Je suis curieux de savoir comment il voit son livre par rapport au journalisme. « Une façon de voir les choses est qu’un journaliste est quelqu’un qui prend une photo », dit-il. « Ensuite, l’historien arrive et crée un cadre, et donne un sens différent à cet instantané de la réalité. » Contrairement à la manière dont un journaliste aborderait l’écriture d’un livre sur la guerre, Plokhy prend 150 bonnes pages pour aborder les événements du 24 février 2022. Au lieu de cela, il ramène le lecteur à 1991 (et même avant), démêler les histoires parallèles de la politique post-soviétique russe et ukrainienne – et dans le processus, répondre à quelques questions clés sur les 30 dernières années : pourquoi la démocratie a-t-elle « pris » en Ukraine mais pas en Russie ? Pourquoi l’Ukraine a-t-elle une histoire post-soviétique de protestation de masse et pas la Russie ? Comment l’Ukraine a-t-elle réagi à différents moments à l’attraction de Moscou d’un côté, et de l’OTAN et de l’UE de l’autre ?

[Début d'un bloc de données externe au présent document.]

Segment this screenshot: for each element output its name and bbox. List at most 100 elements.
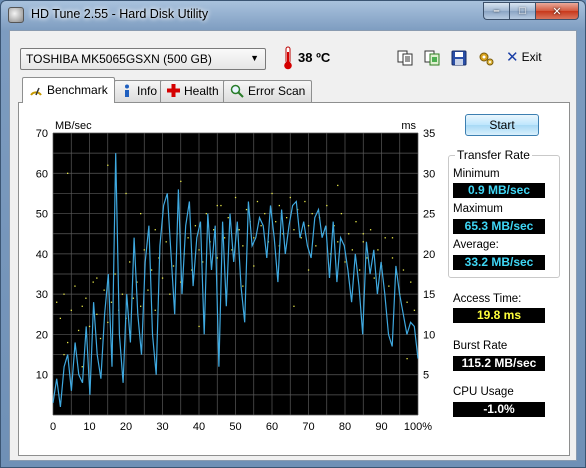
access-time-point — [99, 337, 102, 340]
access-time-point — [56, 301, 58, 303]
copy-text-icon[interactable] — [395, 48, 415, 68]
x-tick-label: 70 — [302, 421, 314, 433]
access-time-point — [234, 196, 237, 199]
access-time-point — [256, 200, 259, 203]
window-title: HD Tune 2.55 - Hard Disk Utility — [31, 7, 209, 21]
tab-health[interactable]: Health — [160, 80, 226, 102]
access-time-point — [406, 301, 408, 303]
average-value: 33.2 MB/sec — [453, 255, 545, 270]
maximum-label: Maximum — [453, 203, 503, 215]
benchmark-chart: 7060504030201035302520151050 10 20 30 40 50 60… — [36, 120, 436, 433]
access-time-point — [140, 305, 142, 307]
app-icon — [8, 7, 24, 23]
caption-buttons: – □ ✕ — [483, 2, 579, 20]
access-time-point — [63, 353, 65, 356]
access-time-point — [92, 281, 94, 283]
access-time-point — [96, 313, 98, 315]
access-time-point — [238, 229, 240, 231]
access-time-point — [242, 285, 244, 287]
maximum-value: 65.3 MB/sec — [453, 219, 545, 234]
start-button-label: Start — [489, 118, 515, 132]
thermometer-icon — [284, 46, 292, 70]
access-time-point — [110, 301, 113, 303]
tab-benchmark-label: Benchmark — [47, 83, 108, 97]
transfer-rate-title: Transfer Rate — [455, 148, 532, 162]
access-time-point — [147, 289, 149, 291]
access-time-point — [187, 237, 189, 239]
title-bar[interactable]: HD Tune 2.55 - Hard Disk Utility – □ ✕ — [1, 1, 585, 29]
start-button[interactable]: Start — [465, 114, 539, 136]
access-time-point — [125, 192, 127, 195]
access-time-point — [406, 358, 408, 360]
minimize-button[interactable]: – — [483, 2, 509, 20]
access-time-point — [216, 257, 218, 259]
access-time-point — [362, 241, 364, 243]
tab-benchmark[interactable]: Benchmark — [22, 77, 115, 103]
y-tick-label-right: 35 — [423, 128, 435, 140]
x-tick-label: 60 — [266, 421, 278, 433]
access-time-point — [337, 184, 339, 187]
app-window: HD Tune 2.55 - Hard Disk Utility – □ ✕ T… — [0, 0, 586, 468]
tab-info[interactable]: Info — [114, 80, 165, 102]
access-time-point — [275, 221, 277, 223]
access-time-point — [161, 277, 164, 279]
access-time-point — [81, 305, 83, 307]
tab-error-scan[interactable]: Error Scan — [223, 80, 313, 102]
access-time-label: Access Time: — [453, 293, 522, 305]
access-time-point — [169, 293, 171, 295]
y-tick-label-right: 10 — [423, 329, 435, 341]
access-time-point — [154, 309, 156, 311]
access-time-point — [402, 269, 405, 271]
access-time-point — [143, 249, 145, 251]
access-time-point — [337, 241, 339, 243]
access-time-point — [81, 366, 83, 368]
access-time-point — [384, 237, 386, 239]
access-time-point — [213, 229, 215, 231]
y-axis-label-right: ms — [401, 120, 416, 132]
burst-rate-label: Burst Rate — [453, 340, 508, 352]
access-time-point — [107, 321, 109, 324]
close-icon: ✕ — [552, 5, 562, 18]
access-time-point — [140, 212, 142, 215]
y-tick-label-right: 15 — [423, 289, 435, 301]
access-time-point — [180, 180, 182, 183]
minimum-label: Minimum — [453, 168, 500, 180]
access-time-point — [373, 277, 375, 279]
access-time-point — [198, 325, 200, 328]
access-time-point — [377, 249, 379, 251]
access-time-value: 19.8 ms — [453, 308, 545, 323]
options-icon[interactable] — [476, 48, 496, 68]
tab-info-label: Info — [137, 84, 158, 98]
y-tick-label-left: 40 — [36, 249, 48, 261]
minimize-icon: – — [493, 5, 500, 17]
exit-icon: ✕ — [506, 49, 519, 66]
close-button[interactable]: ✕ — [535, 2, 579, 20]
y-tick-label-left: 20 — [36, 329, 48, 341]
y-tick-label-right: 5 — [423, 370, 429, 382]
burst-rate-value: 115.2 MB/sec — [453, 356, 545, 371]
save-icon[interactable] — [449, 48, 469, 68]
access-time-point — [326, 204, 328, 207]
x-tick-label: 80 — [339, 421, 351, 433]
access-time-point — [391, 237, 394, 239]
access-time-point — [67, 341, 69, 344]
access-time-point — [348, 233, 350, 235]
copy-screenshot-icon[interactable] — [422, 48, 442, 68]
drive-select[interactable]: TOSHIBA MK5065GSXN (500 GB) ▼ — [20, 48, 266, 70]
chevron-down-icon: ▼ — [250, 53, 259, 63]
access-time-point — [172, 265, 175, 267]
exit-button[interactable]: ✕ Exit — [506, 48, 542, 66]
y-tick-label-left: 30 — [36, 289, 48, 301]
access-time-point — [132, 297, 134, 299]
access-time-point — [340, 212, 343, 215]
access-time-point — [205, 212, 207, 215]
access-time-point — [355, 221, 357, 223]
y-tick-label-left: 10 — [36, 370, 48, 382]
x-tick-label: 40 — [193, 421, 205, 433]
maximize-button[interactable]: □ — [509, 2, 535, 20]
y-tick-label-right: 20 — [423, 249, 435, 261]
exit-label: Exit — [521, 50, 542, 64]
access-time-point — [304, 200, 306, 203]
drive-select-value: TOSHIBA MK5065GSXN (500 GB) — [26, 52, 212, 66]
access-time-point — [114, 273, 116, 275]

Je lui raconte une rencontre que j’ai eue dans une librairie à Kiev, au cours de laquelle la libraire m’a dit que la question la plus fréquemment posée par les clients était : « Pouvez-vous me recommander un livre qui ne parle pas de la souffrance ukrainienne ? » Plokhy rit et me dit que Volodymyr Vynnychenko, le premier Premier ministre de l’Ukraine en 1918-19, a déclaré qu’il était impossible de lire l’histoire ukrainienne sans prendre de bromure (autrefois utilisé comme sédatif) parce que c’était si « douloureux, horrible, amer ». et triste ». L’Ukraine est-elle condamnée à être un État tampon, coincé entre l’Est et l’Ouest, voué à toujours plus de souffrances ? « Vous ne pouvez pas changer de géographie », dit Plokhy. « Vous ne pouvez pas changer vos voisins. Mais vous pouvez changer vous-même, et c’est ce qui me semble se passer maintenant au milieu de cette guerre. En d’autres termes, l’Ukraine peut choisir – et choisit – de ne pas être un no man’s land. « Lorsque vous frappez à la porte de l’OTAN ou de l’UE et qu’elle ne s’ouvre pas tout de suite, peu importe si vous êtes prêt à revenir et à frapper à nouveau », dit-il. « C’était le cas avec, disons, la Pologne. C’est juste une question de temps. »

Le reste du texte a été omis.